2. The method according to claim 1, wherein a paste of Pa.s is used.
27. The method of manufacturing a plasma display according to claim 26. 28. The method of manufacturing a plasma display according to claim 1, wherein the phosphor paste is a photosensitive phosphor paste. 29. The method according to claim 28, wherein a paste having the following composition is used as the photosensitive phosphor paste. Organic component: 15 to 60 parts by weight Phosphor powder: 40 to 85 parts by weight Solvent: 10 to 50 parts by weight 30. The method according to claim 1, wherein the partition layer has a stripe shape having the following dimensions. Pitch: 100-250 μm Line width: 15-40 μm Height: 60-170 μm 31. The method according to claim 1, wherein the upper surface of the partition is black. 32. The following relationship is shown between the side thickness (T1) and the bottom thickness (T2) at half the height of the partition wall of the phosphor layer. The method for manufacturing a plasma display according to any one of the above. 10 ≦ T1 ≦ 50 μm 10 ≦ T2 ≦ 50 μm 0.2 ≦ T1 / T2 ≦ 5 33. A table for fixing a substrate having a plurality of partition walls formed on a surface thereof, a base having a plurality of discharge ports facing the partition walls of the substrate, and a table including the table and the base.

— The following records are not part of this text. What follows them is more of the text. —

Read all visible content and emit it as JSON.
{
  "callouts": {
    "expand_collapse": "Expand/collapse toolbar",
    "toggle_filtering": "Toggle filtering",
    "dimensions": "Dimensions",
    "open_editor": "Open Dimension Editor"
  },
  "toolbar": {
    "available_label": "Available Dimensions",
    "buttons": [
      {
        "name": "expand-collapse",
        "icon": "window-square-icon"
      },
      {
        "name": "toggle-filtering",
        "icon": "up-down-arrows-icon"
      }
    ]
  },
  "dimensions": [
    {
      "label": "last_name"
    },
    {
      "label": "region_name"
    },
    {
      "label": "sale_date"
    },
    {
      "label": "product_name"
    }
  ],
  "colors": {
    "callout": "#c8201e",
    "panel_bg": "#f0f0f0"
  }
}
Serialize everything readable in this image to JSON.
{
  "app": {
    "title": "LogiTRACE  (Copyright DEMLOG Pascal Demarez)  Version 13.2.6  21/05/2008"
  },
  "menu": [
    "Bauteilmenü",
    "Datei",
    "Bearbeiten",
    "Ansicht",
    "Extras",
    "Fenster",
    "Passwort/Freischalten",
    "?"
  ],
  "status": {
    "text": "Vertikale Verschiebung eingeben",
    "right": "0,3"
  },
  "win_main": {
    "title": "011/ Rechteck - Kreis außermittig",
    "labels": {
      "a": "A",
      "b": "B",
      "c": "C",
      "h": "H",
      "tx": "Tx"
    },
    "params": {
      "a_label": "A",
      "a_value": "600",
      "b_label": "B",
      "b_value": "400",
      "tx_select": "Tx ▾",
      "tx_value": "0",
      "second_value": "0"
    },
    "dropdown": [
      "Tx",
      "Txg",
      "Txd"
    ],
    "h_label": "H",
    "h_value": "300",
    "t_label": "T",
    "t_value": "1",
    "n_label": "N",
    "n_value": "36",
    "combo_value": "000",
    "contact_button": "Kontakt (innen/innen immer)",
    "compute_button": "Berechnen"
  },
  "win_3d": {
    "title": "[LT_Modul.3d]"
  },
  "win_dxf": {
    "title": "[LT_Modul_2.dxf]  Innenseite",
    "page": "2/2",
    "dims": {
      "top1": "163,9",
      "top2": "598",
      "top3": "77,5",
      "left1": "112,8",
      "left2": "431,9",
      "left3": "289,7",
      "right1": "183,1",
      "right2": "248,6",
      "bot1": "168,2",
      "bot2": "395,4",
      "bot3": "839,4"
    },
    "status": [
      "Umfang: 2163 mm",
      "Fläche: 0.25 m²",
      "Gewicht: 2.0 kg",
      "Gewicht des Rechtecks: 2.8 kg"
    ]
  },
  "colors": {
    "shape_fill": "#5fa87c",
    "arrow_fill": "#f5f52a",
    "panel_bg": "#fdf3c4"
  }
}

An apparatus for manufacturing a plasma display, comprising a moving means for performing a relative movement in a three-dimensional manner. 34. The plasma display manufacturing apparatus according to claim 33, wherein the average hole diameter (D) of the discharge port of the die satisfies the following condition with respect to the partition wall spacing (S). 10 μm ≦ D ≦ S ≦ 500 μm 35. The plasma display manufacturing apparatus according to claim 33, wherein the number of discharge ports of the base is 20 to 2,000.